NYTimes: Sex & Scandal since 1981

I don’t have much to add that the New York Times hasn’t already said about their Article Search API. Its an amazing corpus to be searchable, both in breadth, and scope, and for sheer richness of the classification. I can’t think of an remotely comparable dataset with such a rich API.

Couple of things I noticed that I wanted to call out.

Get info about an article/Search by URL

Positioned as a search API, it also doubles as a “getInfo”-style API, as article URL is one of the searchable fields.

?query=url:$article_url

Just make sure to remove the various query string bits that the Times appends, as these aren’t indexed. Should make a “find the history of this topic being discussed” Greasemonkey script a snap.

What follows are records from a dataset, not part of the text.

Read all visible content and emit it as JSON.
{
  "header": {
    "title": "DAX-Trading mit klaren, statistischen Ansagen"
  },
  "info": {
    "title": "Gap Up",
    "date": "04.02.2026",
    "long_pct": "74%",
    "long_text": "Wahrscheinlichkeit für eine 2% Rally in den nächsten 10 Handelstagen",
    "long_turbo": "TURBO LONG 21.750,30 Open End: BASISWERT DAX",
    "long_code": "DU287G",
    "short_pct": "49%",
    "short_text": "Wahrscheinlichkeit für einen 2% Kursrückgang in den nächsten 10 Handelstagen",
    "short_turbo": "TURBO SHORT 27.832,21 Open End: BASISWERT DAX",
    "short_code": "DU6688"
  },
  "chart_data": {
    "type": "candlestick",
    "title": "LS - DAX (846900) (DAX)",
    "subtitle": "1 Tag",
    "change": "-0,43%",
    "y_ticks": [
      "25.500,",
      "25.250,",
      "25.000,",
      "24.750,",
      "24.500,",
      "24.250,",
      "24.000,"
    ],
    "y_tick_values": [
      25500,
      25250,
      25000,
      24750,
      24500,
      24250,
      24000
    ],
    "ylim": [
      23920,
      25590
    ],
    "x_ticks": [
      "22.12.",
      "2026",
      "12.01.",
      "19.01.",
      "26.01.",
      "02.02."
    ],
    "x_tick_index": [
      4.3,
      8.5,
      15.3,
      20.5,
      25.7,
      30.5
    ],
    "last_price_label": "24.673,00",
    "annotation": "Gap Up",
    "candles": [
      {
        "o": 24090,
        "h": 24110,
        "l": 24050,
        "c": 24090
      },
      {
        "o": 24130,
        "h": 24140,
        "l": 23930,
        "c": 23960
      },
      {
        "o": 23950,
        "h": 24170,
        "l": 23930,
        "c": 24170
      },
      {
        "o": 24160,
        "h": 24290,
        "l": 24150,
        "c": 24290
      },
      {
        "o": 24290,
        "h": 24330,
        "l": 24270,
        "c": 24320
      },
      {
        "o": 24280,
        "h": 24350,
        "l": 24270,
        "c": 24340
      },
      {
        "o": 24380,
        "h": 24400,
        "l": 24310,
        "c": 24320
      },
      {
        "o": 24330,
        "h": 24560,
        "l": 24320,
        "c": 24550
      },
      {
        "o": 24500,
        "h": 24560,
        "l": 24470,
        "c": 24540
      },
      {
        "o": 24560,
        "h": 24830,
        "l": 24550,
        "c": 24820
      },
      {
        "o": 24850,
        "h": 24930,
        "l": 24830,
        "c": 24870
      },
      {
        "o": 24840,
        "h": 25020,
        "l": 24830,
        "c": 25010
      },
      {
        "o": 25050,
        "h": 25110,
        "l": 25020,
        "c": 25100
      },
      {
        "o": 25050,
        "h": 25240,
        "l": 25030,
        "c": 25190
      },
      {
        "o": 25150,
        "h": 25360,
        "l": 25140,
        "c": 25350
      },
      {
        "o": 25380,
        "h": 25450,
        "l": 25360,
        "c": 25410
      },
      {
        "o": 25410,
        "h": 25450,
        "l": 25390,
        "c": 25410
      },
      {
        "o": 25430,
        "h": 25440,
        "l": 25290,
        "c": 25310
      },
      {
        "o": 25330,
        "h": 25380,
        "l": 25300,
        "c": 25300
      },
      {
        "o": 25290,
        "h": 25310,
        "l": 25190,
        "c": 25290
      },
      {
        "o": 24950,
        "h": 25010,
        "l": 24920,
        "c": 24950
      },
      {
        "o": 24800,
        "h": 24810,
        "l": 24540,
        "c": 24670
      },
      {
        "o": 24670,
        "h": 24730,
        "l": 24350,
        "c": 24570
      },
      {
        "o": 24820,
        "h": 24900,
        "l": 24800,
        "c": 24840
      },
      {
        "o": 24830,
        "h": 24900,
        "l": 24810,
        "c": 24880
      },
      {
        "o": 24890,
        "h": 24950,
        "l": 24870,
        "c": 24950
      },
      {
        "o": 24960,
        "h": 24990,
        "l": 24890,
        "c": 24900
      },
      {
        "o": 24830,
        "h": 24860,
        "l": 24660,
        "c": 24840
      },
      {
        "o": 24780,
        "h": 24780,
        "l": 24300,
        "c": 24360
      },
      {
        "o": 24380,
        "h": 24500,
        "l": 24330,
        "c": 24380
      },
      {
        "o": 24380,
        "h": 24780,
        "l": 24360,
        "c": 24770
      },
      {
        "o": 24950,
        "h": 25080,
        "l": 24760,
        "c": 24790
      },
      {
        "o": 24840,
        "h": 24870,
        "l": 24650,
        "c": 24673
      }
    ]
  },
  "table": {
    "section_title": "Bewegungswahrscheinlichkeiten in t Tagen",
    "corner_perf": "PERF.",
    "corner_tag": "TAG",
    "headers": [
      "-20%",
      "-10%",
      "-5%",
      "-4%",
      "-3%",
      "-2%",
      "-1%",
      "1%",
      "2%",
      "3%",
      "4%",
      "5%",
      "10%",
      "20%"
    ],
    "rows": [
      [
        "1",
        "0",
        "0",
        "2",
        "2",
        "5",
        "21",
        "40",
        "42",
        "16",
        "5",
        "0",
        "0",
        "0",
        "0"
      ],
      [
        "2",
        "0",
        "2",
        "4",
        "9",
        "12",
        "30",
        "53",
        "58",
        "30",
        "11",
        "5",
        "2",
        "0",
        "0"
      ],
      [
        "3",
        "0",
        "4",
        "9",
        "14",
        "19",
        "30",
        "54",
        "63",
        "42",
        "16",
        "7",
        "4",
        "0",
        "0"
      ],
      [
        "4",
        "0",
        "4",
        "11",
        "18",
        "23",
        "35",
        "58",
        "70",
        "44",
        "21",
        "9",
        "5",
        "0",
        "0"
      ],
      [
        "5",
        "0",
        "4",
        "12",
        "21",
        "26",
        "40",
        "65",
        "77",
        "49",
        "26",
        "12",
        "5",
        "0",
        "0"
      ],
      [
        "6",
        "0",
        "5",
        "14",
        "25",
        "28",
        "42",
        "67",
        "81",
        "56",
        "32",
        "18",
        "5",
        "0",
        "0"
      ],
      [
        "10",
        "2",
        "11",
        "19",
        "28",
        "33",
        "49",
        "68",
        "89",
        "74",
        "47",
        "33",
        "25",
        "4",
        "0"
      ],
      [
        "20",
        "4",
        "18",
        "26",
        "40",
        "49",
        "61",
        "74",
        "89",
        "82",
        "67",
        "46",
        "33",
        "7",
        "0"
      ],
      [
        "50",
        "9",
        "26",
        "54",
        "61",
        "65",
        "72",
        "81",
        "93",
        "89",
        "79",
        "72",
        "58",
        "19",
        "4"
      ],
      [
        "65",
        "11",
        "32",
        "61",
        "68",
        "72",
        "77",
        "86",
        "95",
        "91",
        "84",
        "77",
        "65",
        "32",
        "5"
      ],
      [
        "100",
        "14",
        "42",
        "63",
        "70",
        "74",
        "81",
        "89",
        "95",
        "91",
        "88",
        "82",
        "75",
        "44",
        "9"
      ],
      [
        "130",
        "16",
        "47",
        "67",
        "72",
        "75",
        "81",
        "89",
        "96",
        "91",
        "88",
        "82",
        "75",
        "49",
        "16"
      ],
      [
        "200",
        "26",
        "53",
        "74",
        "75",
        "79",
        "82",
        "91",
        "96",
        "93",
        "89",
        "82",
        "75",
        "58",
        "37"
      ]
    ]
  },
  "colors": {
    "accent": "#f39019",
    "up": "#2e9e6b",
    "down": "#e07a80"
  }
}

Expert’s attention information

One of my less comprehensible requests to the NYTimes developer team at OSCON last year was to make sure their APIs exposed the “attention information of [their] editors.” Age of amateur, citizen journalism, and radical decentralization are all awesome, but the NYTimes’ editors job is to think about what is important and interesting full time; and that’s information worth mining.

And they did!

The page_facet, and nytd_section_facet both allow you to gauge some degree of relative weight given to a story. (section_page_facet seems like it ought to do the same thing, but I couldn’t get it to work)

?query=flickr nytd_section_facet:[Front Page]

Gives you articles mentioning “flickr” featured on the NYTimes front page. (of which it only finds 3, alas)

API Design

Good stuff:

  • Clean hackable URLs, you can play with it in your browser and see what you’re going to get.
  • The getList + extras (called fields in the NYTimes API) is the house wisdom at Flickr, and I’m glad to see it elsewhere
  • The parsed tokens block is neat, and I can see it being incredibly useful for working with such a large, varied corpus
  • The sure amount of searchable/indexable metadata and the granularity is really unprecedented, great to see them go out with such a rich, “here’s the data do something great” approach.

Visualizations

The graphic at the top of this blog post is a “visualization of the frequency of occurrence of the words ‘sex’ and ‘scandal’ in the New York Times, since 1981.”, part of a [set of visualizations by blprnt*van](http://flickr.com/photos/blprnt/sets/72157613381549987/) built with the article search API, and Processing.